Un an plus tard, le bilan était tout aussi peu glorieux selon l’association Consommation, logement et cadre de vie selon laquelle « 56,4 % des restaurants n’appliquent aucune réduction sur les prix, soit une progression de 7,4 % par rapport à octobre 2009  » ! Les efforts tarifaires figuraient pourtant en bonne place dans le « Contrat d’avenir » signé à Bercy quelques mois avant l’instauration de la mesure.

Le « Contrat d’avenir » remis en cause

L’engagement numéro 1 stipulait ainsi que « les professionnels de la restauration traditionnelle s’engagent à baisser leurs prix d’au moins 11,8 % sur au moins 7 des 10 produits pouvant constituer la base d’un repas complet ». Difficile, aujourd’hui, de trouver des traces de l’application complète de cet accord. Dans un entretien accordé à France 24, l’économiste Mathieu Plane (OFCE) enfonce le clou : « la baisse de la TVA ne représente que 600 millions d’euros d’économies pour les consommateurs au lieu des 1,2 milliard d’euros attendus ».

Autre objet de ce contrat lui aussi sujet à polémique, la création d’emplois. Les objectifs, fixés à « 40.000 emplois supplémentaires dans les deux ans, dont 20.000 contrats en alternance, contrats d’apprentissage et contrats de professionnalisation », n’ont, pour de nombreux observateurs, pas été atteints.

Dès juillet 2009, le mensuel Alternatives économiques (classé à gauche), pointait du doigt ce point : « l’objectif ne devrait pas être trop difficile à atteindre, puisque, au cours des dix dernières années, la moyenne des créations a été de 15 000 par an », pouvait-on lire alors. Selon l’Union des métiers et des industries de l’hôtellerie, 25.000 emplois supplémentaires ont été crées, et 33.000 autres sauvegardés.

La Cour des comptes, dans son dernier rapport, a elle aussi émis de sérieuses critiques quant à l’efficacité de la mesure qui a néanmoins, selon les restaurateurs, permis à de nombreuses entreprises de traverser plus aisément la crise.
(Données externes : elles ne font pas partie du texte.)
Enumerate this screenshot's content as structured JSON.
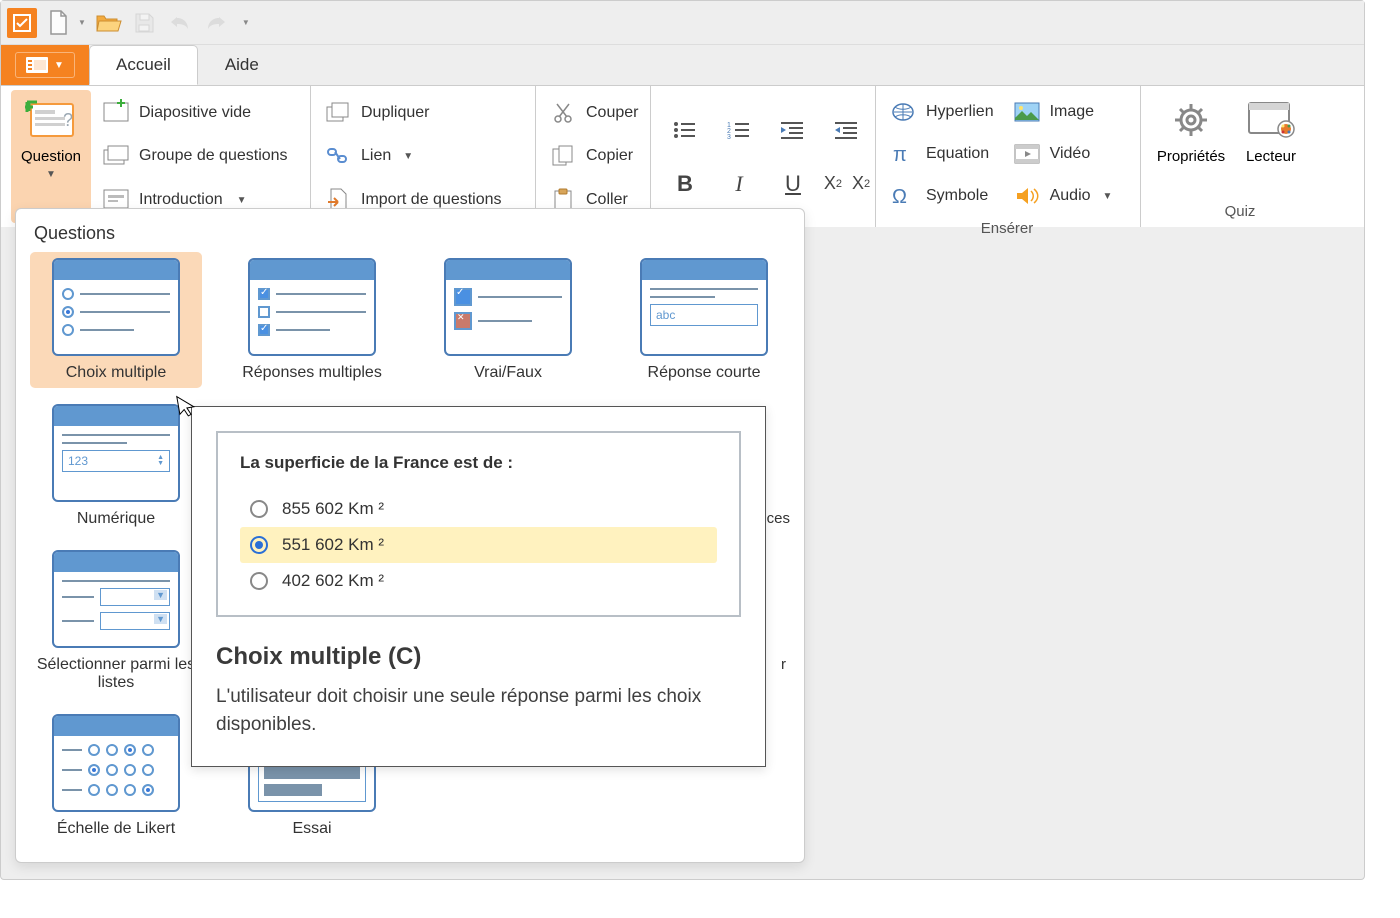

Une seconde tranche de TVA réduite à 10% ou 12% a ainsi été préconisée par les sages de la rue Cambon, le gouvernement ayant, in fine, été légèrement moins vif.

Pour l’opposition, si la décision de ce mercredi est à même d’affaiblir davantage les ménages, le coup plus spécifique porté au secteur de l’hôtellerie-restauration suscite en revanche moins de critiques. En témoigne la position de François Hollande, proposant soit de « maintenir » à un taux de 5,5% (qui constituait la base du taux réduit) en échange d’actions « plus efficaces » de la part des professionnels du secteur, soit de revenir à une taux de TVA à 19,6%.

« TVA à 5,5% : engagement pris, promesse tenue », se félicitait, en 2009, l’UMP dans un courrier – accompagné d’un bulletin d’adhésion – aux restaurateurs. Selon l’angle choisi, la promesse est toujours tenue, le taux le plus bas de TVA étant toujours appliqué… ou non.